Sekdes Desa Karangtengah Bagor Nganjuk Diduga Intimidatif, Sorotan Tajam: Adab, Etika, dan Ketaatan Hukum Pejabat Desa Dipertanyakan

Berita100 Dilihat

Nganjuk, JendelaDesa.com – Dunia pemerintahan desa kembali tercoreng. Publik digegerkan oleh dugaan perilaku intimidatif seorang Sekretaris Desa (Sekdes) di Kabupaten Nganjuk yang diduga membentak awak media dan anggota LSM saat wawancara di kantor desa. Insiden ini tidak hanya melukai etika komunikasi publik, tetapi juga mengguncang kepercayaan masyarakat terhadap wibawa pemerintahan desa.
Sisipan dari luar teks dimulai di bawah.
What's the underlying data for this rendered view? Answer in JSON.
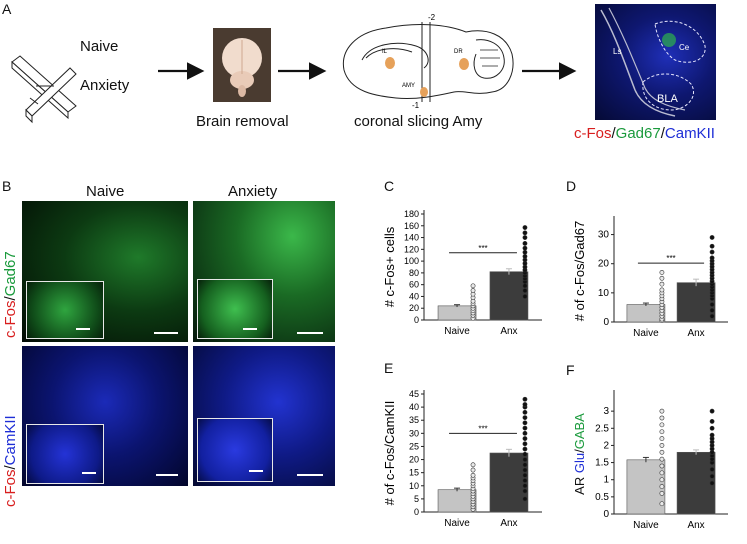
{
  "panels": {
    "a": "A",
    "b": "B",
    "c": "C",
    "d": "D",
    "e": "E",
    "f": "F"
  },
  "workflow": {
    "group_naive": "Naive",
    "group_anxiety": "Anxiety",
    "brain_removal": "Brain removal",
    "coronal_slicing": "coronal slicing Amy",
    "sagittal_labels": {
      "il": "IL",
      "dr": "DR",
      "amy": "AMY",
      "bregma_top": "-2",
      "bregma_bottom": "-1"
    },
    "region_labels": {
      "ls": "Ls",
      "ce": "Ce",
      "bla": "BLA"
    },
    "stain": {
      "part1": "c-Fos",
      "sep1": "/",
      "part2": "Gad67",
      "sep2": "/",
      "part3": "CamKII"
    }
  },
  "micrographs": {
    "col_naive": "Naive",
    "col_anxiety": "Anxiety",
    "row1_label": {
      "part1": "c-Fos",
      "sep": "/",
      "part2": "Gad67"
    },
    "row2_label": {
      "part1": "c-Fos",
      "sep": "/",
      "part2": "CamKII"
    }
  },
  "colors": {
    "red": "#d81e1e",
    "green": "#1a9a3c",
    "blue": "#1e2ed6",
    "naive_bar": "#c4c4c4",
    "anx_bar": "#3c3c3c"
  },
  "chart_data": [
    {
      "panel": "C",
      "type": "bar",
      "categories": [
        "Naive",
        "Anx"
      ],
      "values": [
        24,
        82
      ],
      "errors": [
        2,
        5
      ],
      "ylabel": "# c-Fos+ cells",
      "ylim": [
        0,
        180
      ],
      "yticks": [
        0,
        20,
        40,
        60,
        80,
        100,
        120,
        140,
        160,
        180
      ],
      "significance": "***",
      "points": [
        [
          3,
          8,
          12,
          16,
          20,
          24,
          28,
          32,
          38,
          44,
          50,
          58
        ],
        [
          40,
          50,
          58,
          65,
          70,
          75,
          80,
          85,
          90,
          96,
          102,
          108,
          115,
          122,
          130,
          140,
          148,
          157
        ]
      ]
    },
    {
      "panel": "D",
      "type": "bar",
      "categories": [
        "Naive",
        "Anx"
      ],
      "values": [
        6,
        13.5
      ],
      "errors": [
        0.5,
        1.2
      ],
      "ylabel": "# of c-Fos/Gad67",
      "ylim": [
        0,
        35
      ],
      "yticks": [
        0,
        10,
        20,
        30
      ],
      "significance": "***",
      "points": [
        [
          0.5,
          1,
          2,
          3,
          4,
          5,
          6,
          7,
          8,
          9,
          10,
          11,
          13,
          15,
          17
        ],
        [
          2,
          4,
          6,
          8,
          9,
          10,
          11,
          12,
          13,
          14,
          15,
          16,
          17,
          18,
          19,
          20,
          21,
          22,
          24,
          26,
          29
        ]
      ]
    },
    {
      "panel": "E",
      "type": "bar",
      "categories": [
        "Naive",
        "Anx"
      ],
      "values": [
        8.5,
        22.5
      ],
      "errors": [
        0.6,
        1.4
      ],
      "ylabel": "# of c-Fos/CamKII",
      "ylim": [
        0,
        45
      ],
      "yticks": [
        0,
        5,
        10,
        15,
        20,
        25,
        30,
        35,
        40,
        45
      ],
      "significance": "***",
      "points": [
        [
          1,
          2,
          3,
          4,
          5,
          6,
          7,
          8,
          9,
          10,
          11,
          12,
          13,
          14,
          16,
          18
        ],
        [
          5,
          8,
          10,
          12,
          14,
          16,
          18,
          20,
          22,
          24,
          26,
          28,
          30,
          32,
          34,
          36,
          38,
          40,
          41,
          43
        ]
      ]
    },
    {
      "panel": "F",
      "type": "bar",
      "categories": [
        "Naive",
        "Anx"
      ],
      "values": [
        1.58,
        1.8
      ],
      "errors": [
        0.07,
        0.07
      ],
      "ylabel_parts": [
        "AR ",
        "Glu",
        "/",
        "GABA"
      ],
      "ylim": [
        0,
        3.5
      ],
      "yticks": [
        0,
        0.5,
        1,
        1.5,
        2,
        2.5,
        3
      ],
      "points": [
        [
          0.3,
          0.6,
          0.8,
          1.0,
          1.2,
          1.4,
          1.6,
          1.8,
          2.0,
          2.2,
          2.4,
          2.6,
          2.8,
          3.0
        ],
        [
          0.9,
          1.1,
          1.3,
          1.5,
          1.6,
          1.7,
          1.8,
          1.9,
          2.0,
          2.1,
          2.2,
          2.3,
          2.5,
          2.7,
          3.0
        ]
      ]
    }
  ]
}
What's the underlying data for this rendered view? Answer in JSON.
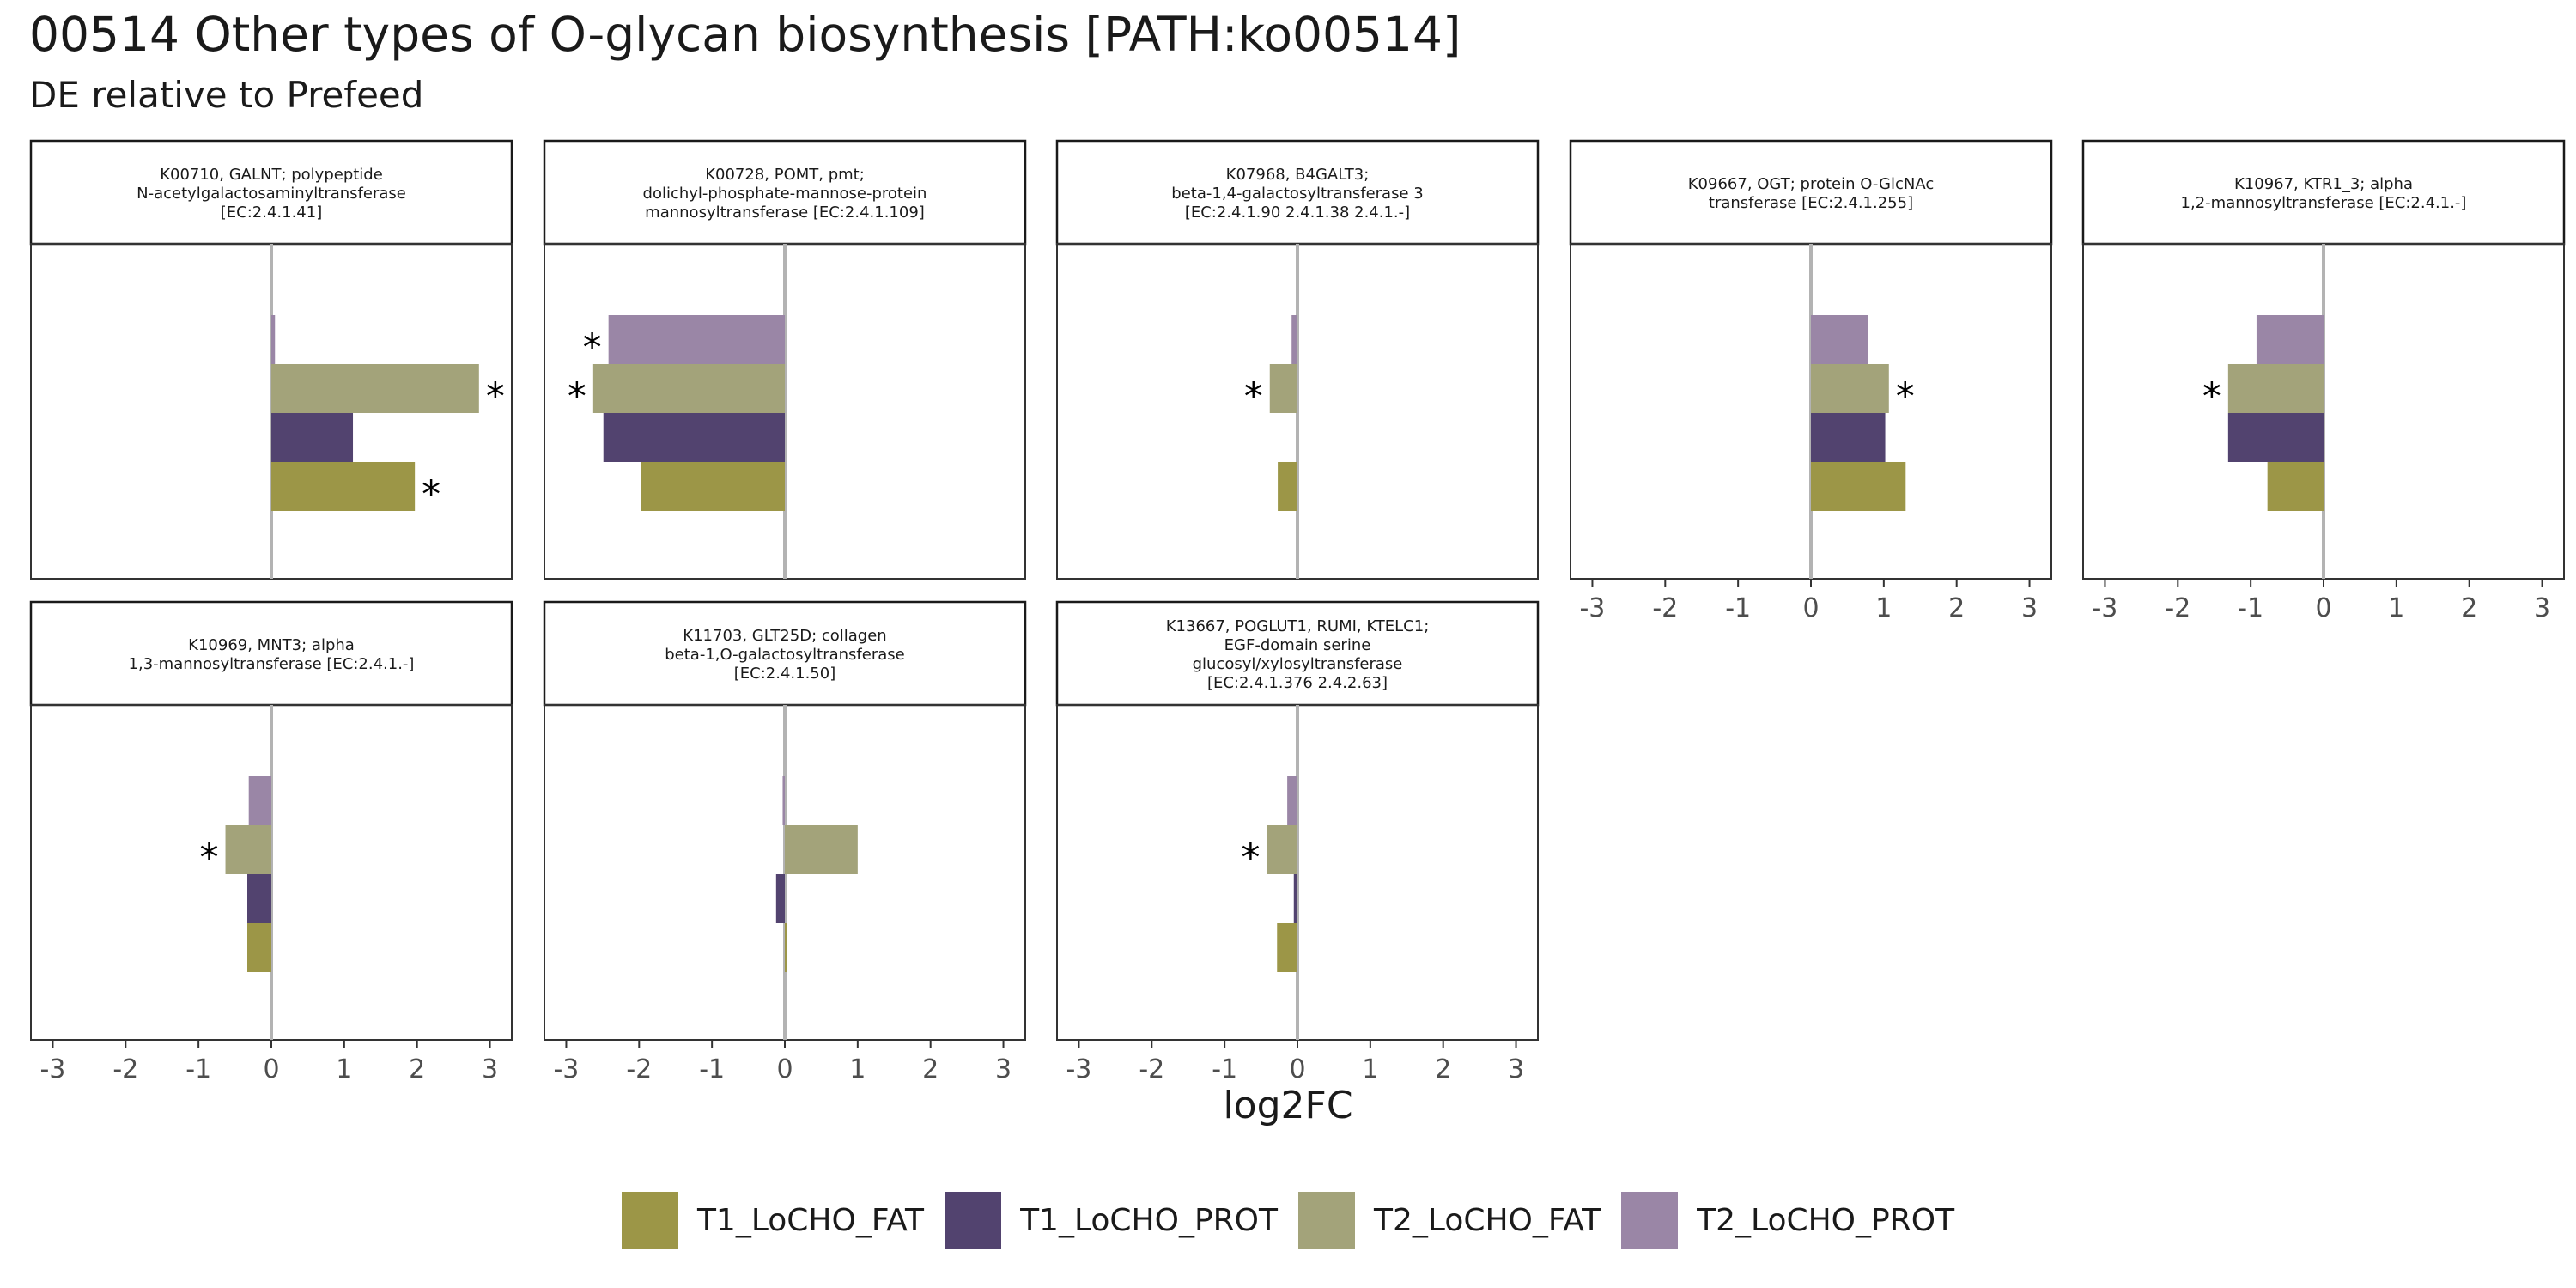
{
  "title": "00514 Other types of O-glycan biosynthesis [PATH:ko00514]",
  "subtitle": "DE relative to Prefeed",
  "chart_data": {
    "type": "bar",
    "orientation": "horizontal",
    "facet_layout": "5 columns x 2 rows",
    "xlabel": "log2FC",
    "xlim": [
      -3.3,
      3.3
    ],
    "x_ticks": [
      -3,
      -2,
      -1,
      0,
      1,
      2,
      3
    ],
    "x_tick_labels": [
      "-3",
      "-2",
      "-1",
      "0",
      "1",
      "2",
      "3"
    ],
    "grid": false,
    "legend_position": "bottom",
    "series_order_top_to_bottom": [
      "T2_LoCHO_PROT",
      "T2_LoCHO_FAT",
      "T1_LoCHO_PROT",
      "T1_LoCHO_FAT"
    ],
    "series": [
      {
        "name": "T1_LoCHO_FAT",
        "color": "#9c9647"
      },
      {
        "name": "T1_LoCHO_PROT",
        "color": "#52436f"
      },
      {
        "name": "T2_LoCHO_FAT",
        "color": "#a3a37a"
      },
      {
        "name": "T2_LoCHO_PROT",
        "color": "#9a86a6"
      }
    ],
    "facets": [
      {
        "strip": [
          "K00710, GALNT; polypeptide",
          "N-acetylgalactosaminyltransferase",
          "[EC:2.4.1.41]"
        ],
        "values": {
          "T1_LoCHO_FAT": 1.97,
          "T1_LoCHO_PROT": 1.12,
          "T2_LoCHO_FAT": 2.85,
          "T2_LoCHO_PROT": 0.05
        },
        "significant": {
          "T1_LoCHO_FAT": true,
          "T1_LoCHO_PROT": false,
          "T2_LoCHO_FAT": true,
          "T2_LoCHO_PROT": false
        }
      },
      {
        "strip": [
          "K00728, POMT, pmt;",
          "dolichyl-phosphate-mannose-protein",
          "mannosyltransferase [EC:2.4.1.109]"
        ],
        "values": {
          "T1_LoCHO_FAT": -1.97,
          "T1_LoCHO_PROT": -2.49,
          "T2_LoCHO_FAT": -2.63,
          "T2_LoCHO_PROT": -2.42
        },
        "significant": {
          "T1_LoCHO_FAT": false,
          "T1_LoCHO_PROT": false,
          "T2_LoCHO_FAT": true,
          "T2_LoCHO_PROT": true
        }
      },
      {
        "strip": [
          "K07968, B4GALT3;",
          "beta-1,4-galactosyltransferase 3",
          "[EC:2.4.1.90 2.4.1.38 2.4.1.-]"
        ],
        "values": {
          "T1_LoCHO_FAT": -0.27,
          "T1_LoCHO_PROT": 0.0,
          "T2_LoCHO_FAT": -0.38,
          "T2_LoCHO_PROT": -0.08
        },
        "significant": {
          "T1_LoCHO_FAT": false,
          "T1_LoCHO_PROT": false,
          "T2_LoCHO_FAT": true,
          "T2_LoCHO_PROT": false
        }
      },
      {
        "strip": [
          "K09667, OGT; protein O-GlcNAc",
          "transferase [EC:2.4.1.255]"
        ],
        "values": {
          "T1_LoCHO_FAT": 1.3,
          "T1_LoCHO_PROT": 1.02,
          "T2_LoCHO_FAT": 1.07,
          "T2_LoCHO_PROT": 0.78
        },
        "significant": {
          "T1_LoCHO_FAT": false,
          "T1_LoCHO_PROT": false,
          "T2_LoCHO_FAT": true,
          "T2_LoCHO_PROT": false
        }
      },
      {
        "strip": [
          "K10967, KTR1_3; alpha",
          "1,2-mannosyltransferase [EC:2.4.1.-]"
        ],
        "values": {
          "T1_LoCHO_FAT": -0.77,
          "T1_LoCHO_PROT": -1.31,
          "T2_LoCHO_FAT": -1.31,
          "T2_LoCHO_PROT": -0.92
        },
        "significant": {
          "T1_LoCHO_FAT": false,
          "T1_LoCHO_PROT": false,
          "T2_LoCHO_FAT": true,
          "T2_LoCHO_PROT": false
        }
      },
      {
        "strip": [
          "K10969, MNT3; alpha",
          "1,3-mannosyltransferase [EC:2.4.1.-]"
        ],
        "values": {
          "T1_LoCHO_FAT": -0.33,
          "T1_LoCHO_PROT": -0.33,
          "T2_LoCHO_FAT": -0.63,
          "T2_LoCHO_PROT": -0.31
        },
        "significant": {
          "T1_LoCHO_FAT": false,
          "T1_LoCHO_PROT": false,
          "T2_LoCHO_FAT": true,
          "T2_LoCHO_PROT": false
        }
      },
      {
        "strip": [
          "K11703, GLT25D; collagen",
          "beta-1,O-galactosyltransferase",
          "[EC:2.4.1.50]"
        ],
        "values": {
          "T1_LoCHO_FAT": 0.03,
          "T1_LoCHO_PROT": -0.12,
          "T2_LoCHO_FAT": 1.0,
          "T2_LoCHO_PROT": -0.03
        },
        "significant": {
          "T1_LoCHO_FAT": false,
          "T1_LoCHO_PROT": false,
          "T2_LoCHO_FAT": false,
          "T2_LoCHO_PROT": false
        }
      },
      {
        "strip": [
          "K13667, POGLUT1, RUMI, KTELC1;",
          "EGF-domain serine",
          "glucosyl/xylosyltransferase",
          "[EC:2.4.1.376 2.4.2.63]"
        ],
        "values": {
          "T1_LoCHO_FAT": -0.28,
          "T1_LoCHO_PROT": -0.05,
          "T2_LoCHO_FAT": -0.42,
          "T2_LoCHO_PROT": -0.14
        },
        "significant": {
          "T1_LoCHO_FAT": false,
          "T1_LoCHO_PROT": false,
          "T2_LoCHO_FAT": true,
          "T2_LoCHO_PROT": false
        }
      }
    ]
  },
  "significance_marker": "*"
}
Kejadian bermula ketika awak media dan LSM hendak mengkonfirmasi Kepala Desa terkait persoalan tertentu. Namun, bukannya mendapat jawaban terbuka, Sekdes justru bereaksi dengan nada tinggi, membentak, bahkan terkesan mengintimidasi pihak media dan LSM. Sikap arogan ini sontak menuai kritik keras, terutama dari LSM GMBI Kabupaten Nganjuk. Rudi Budi Hamsah, Kadiv Investigasi Distrik GMBI Nganjuk, yang juga menjadi korban langsung dari sikap tersebut, mengecam keras tindakan Sekdes.

“Saya sangat menyayangkan hal tersebut. Apalagi kejadiannya di ruang kantor pemerintahan desa. Adab dan etika pejabat publik sangat saya pertanyakan. Apakah di Nganjuk sikap arogan seperti itu diperbolehkan? Pejabat desa itu pelayan masyarakat, bukan raja kecil yang bebas membentak rakyatnya,” tegas Rudi.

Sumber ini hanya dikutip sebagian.